|
![](/i/fill.gif) |
On 12 Nov 2001 06:56:23 -0500, Warp wrote:
> Chris Cason <newsadmin-despam-@povray-no-spam.org> wrote:
>: Win32 behaves exactly as it should - it dynamically grows the stack as it's
>: needed.
>: The default stack size (as given in the EXE) is merely the maximum
>: stack size, not the initial size.
>
> Ok, then it's better than I thought.
> I had the impression that programs allocate a stack for themselves with just
> a regular memory allocation call. Thus the stack will always take the same
> amount of memory and its size would be fixed. This would mean that one has to
> always find a compromise between stack size and memory usage (ie. it's a waste
> of space to reserve a 100MB stack if you are just going to use 1KB of it).

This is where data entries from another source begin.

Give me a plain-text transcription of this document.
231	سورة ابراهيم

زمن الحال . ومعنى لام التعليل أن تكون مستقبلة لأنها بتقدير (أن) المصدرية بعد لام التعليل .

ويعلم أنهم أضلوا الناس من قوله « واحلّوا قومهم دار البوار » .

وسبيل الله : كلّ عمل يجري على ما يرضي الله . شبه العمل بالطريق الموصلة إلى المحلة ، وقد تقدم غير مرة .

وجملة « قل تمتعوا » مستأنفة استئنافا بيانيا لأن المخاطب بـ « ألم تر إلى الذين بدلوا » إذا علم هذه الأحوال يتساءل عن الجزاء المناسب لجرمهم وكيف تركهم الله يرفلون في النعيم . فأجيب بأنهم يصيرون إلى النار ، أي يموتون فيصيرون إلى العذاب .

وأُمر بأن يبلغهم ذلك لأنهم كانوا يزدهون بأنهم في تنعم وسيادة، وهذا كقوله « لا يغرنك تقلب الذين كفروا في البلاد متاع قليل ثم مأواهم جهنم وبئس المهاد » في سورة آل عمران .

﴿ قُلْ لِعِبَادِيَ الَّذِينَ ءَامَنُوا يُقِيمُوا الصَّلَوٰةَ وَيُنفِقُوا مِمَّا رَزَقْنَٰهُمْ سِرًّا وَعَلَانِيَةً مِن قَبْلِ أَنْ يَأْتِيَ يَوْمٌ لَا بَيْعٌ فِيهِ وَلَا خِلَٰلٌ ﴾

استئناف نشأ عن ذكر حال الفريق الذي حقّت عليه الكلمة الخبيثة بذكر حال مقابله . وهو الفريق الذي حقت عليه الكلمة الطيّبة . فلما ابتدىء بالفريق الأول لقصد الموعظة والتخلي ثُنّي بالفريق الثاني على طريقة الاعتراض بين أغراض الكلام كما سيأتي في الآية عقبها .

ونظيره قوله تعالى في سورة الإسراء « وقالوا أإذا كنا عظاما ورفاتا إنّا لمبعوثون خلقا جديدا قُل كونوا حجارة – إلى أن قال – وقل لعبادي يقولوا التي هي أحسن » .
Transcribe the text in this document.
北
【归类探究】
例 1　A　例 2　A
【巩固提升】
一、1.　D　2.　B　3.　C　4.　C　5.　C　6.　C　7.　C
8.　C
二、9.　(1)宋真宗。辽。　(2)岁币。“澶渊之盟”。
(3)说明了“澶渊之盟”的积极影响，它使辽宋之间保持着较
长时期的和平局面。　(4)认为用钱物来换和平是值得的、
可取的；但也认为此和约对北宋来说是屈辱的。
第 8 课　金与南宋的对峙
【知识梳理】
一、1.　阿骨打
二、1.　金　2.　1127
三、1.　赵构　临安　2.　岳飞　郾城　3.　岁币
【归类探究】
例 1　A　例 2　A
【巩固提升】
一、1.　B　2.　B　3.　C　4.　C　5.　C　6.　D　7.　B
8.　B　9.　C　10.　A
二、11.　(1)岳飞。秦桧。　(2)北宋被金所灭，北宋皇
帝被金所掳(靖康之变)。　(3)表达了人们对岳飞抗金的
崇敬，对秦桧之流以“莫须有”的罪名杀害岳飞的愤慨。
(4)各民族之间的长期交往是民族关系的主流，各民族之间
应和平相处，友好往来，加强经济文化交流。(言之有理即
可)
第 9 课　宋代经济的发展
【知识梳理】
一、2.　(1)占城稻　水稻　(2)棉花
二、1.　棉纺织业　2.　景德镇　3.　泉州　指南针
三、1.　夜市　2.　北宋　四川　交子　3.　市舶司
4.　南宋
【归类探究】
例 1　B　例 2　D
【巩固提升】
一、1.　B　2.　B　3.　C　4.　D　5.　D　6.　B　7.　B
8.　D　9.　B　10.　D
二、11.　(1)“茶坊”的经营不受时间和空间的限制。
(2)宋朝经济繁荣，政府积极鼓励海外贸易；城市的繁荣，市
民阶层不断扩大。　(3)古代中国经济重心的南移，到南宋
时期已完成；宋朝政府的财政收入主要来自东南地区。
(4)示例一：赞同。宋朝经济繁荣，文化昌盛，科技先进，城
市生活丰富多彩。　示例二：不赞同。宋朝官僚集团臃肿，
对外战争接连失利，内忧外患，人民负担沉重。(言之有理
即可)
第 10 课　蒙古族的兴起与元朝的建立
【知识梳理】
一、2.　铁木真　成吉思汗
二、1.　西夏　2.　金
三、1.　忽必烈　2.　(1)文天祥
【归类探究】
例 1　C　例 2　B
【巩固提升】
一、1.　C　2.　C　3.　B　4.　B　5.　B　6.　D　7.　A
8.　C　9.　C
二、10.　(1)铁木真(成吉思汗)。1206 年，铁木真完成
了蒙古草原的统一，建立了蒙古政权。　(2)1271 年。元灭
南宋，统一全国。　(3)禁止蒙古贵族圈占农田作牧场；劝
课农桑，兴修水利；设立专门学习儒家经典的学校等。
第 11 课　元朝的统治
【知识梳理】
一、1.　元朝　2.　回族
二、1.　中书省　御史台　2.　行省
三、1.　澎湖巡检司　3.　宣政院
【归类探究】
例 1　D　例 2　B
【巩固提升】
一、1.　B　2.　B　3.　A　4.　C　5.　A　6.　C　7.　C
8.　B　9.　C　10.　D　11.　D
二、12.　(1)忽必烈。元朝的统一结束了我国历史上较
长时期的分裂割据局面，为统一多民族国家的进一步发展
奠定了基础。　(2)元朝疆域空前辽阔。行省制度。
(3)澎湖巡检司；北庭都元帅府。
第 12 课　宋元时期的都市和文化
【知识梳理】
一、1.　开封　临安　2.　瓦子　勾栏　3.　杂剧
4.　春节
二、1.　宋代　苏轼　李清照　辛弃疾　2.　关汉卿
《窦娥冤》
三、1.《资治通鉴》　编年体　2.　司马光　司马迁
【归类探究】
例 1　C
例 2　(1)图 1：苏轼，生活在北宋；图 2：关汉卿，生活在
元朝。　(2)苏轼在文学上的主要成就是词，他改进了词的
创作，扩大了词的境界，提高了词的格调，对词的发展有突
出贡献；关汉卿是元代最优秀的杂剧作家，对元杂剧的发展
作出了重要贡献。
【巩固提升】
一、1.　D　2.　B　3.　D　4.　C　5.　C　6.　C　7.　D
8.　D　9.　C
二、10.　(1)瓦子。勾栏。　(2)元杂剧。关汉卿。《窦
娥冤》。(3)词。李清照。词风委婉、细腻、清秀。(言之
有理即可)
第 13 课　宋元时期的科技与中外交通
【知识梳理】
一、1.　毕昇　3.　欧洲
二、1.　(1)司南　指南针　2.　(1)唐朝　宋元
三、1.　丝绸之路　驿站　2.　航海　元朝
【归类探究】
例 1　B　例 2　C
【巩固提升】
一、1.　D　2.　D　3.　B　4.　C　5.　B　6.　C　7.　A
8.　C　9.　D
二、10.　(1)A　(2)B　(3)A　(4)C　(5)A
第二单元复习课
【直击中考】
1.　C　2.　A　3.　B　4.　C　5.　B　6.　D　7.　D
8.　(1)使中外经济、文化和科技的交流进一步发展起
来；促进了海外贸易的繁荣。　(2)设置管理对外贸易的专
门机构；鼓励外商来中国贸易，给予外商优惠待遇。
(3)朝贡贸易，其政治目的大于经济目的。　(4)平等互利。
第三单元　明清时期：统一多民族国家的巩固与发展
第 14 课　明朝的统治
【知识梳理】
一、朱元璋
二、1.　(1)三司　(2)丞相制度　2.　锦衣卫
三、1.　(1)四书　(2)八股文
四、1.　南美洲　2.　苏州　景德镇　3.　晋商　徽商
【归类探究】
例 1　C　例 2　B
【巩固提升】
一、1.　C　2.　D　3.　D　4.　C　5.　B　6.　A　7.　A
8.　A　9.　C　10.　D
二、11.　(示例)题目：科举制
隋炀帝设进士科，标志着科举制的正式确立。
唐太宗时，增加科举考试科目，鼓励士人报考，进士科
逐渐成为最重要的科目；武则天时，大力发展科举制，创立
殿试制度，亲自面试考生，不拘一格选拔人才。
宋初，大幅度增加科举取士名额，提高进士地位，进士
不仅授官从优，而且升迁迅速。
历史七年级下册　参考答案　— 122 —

Nope, a Win32 stack has a "reserve" size and a "commit" size. The loader
allocates address space for the "reserve" size, but it only actually maps
memory for the "commit" size. It then marks the page just below the
commit as Not Present and waits for it to fault. When it faults, the OS
maps another page into the address space. (Theoretically, it's possible
to blow up an app by decrementing the stack pointer by more than a page.)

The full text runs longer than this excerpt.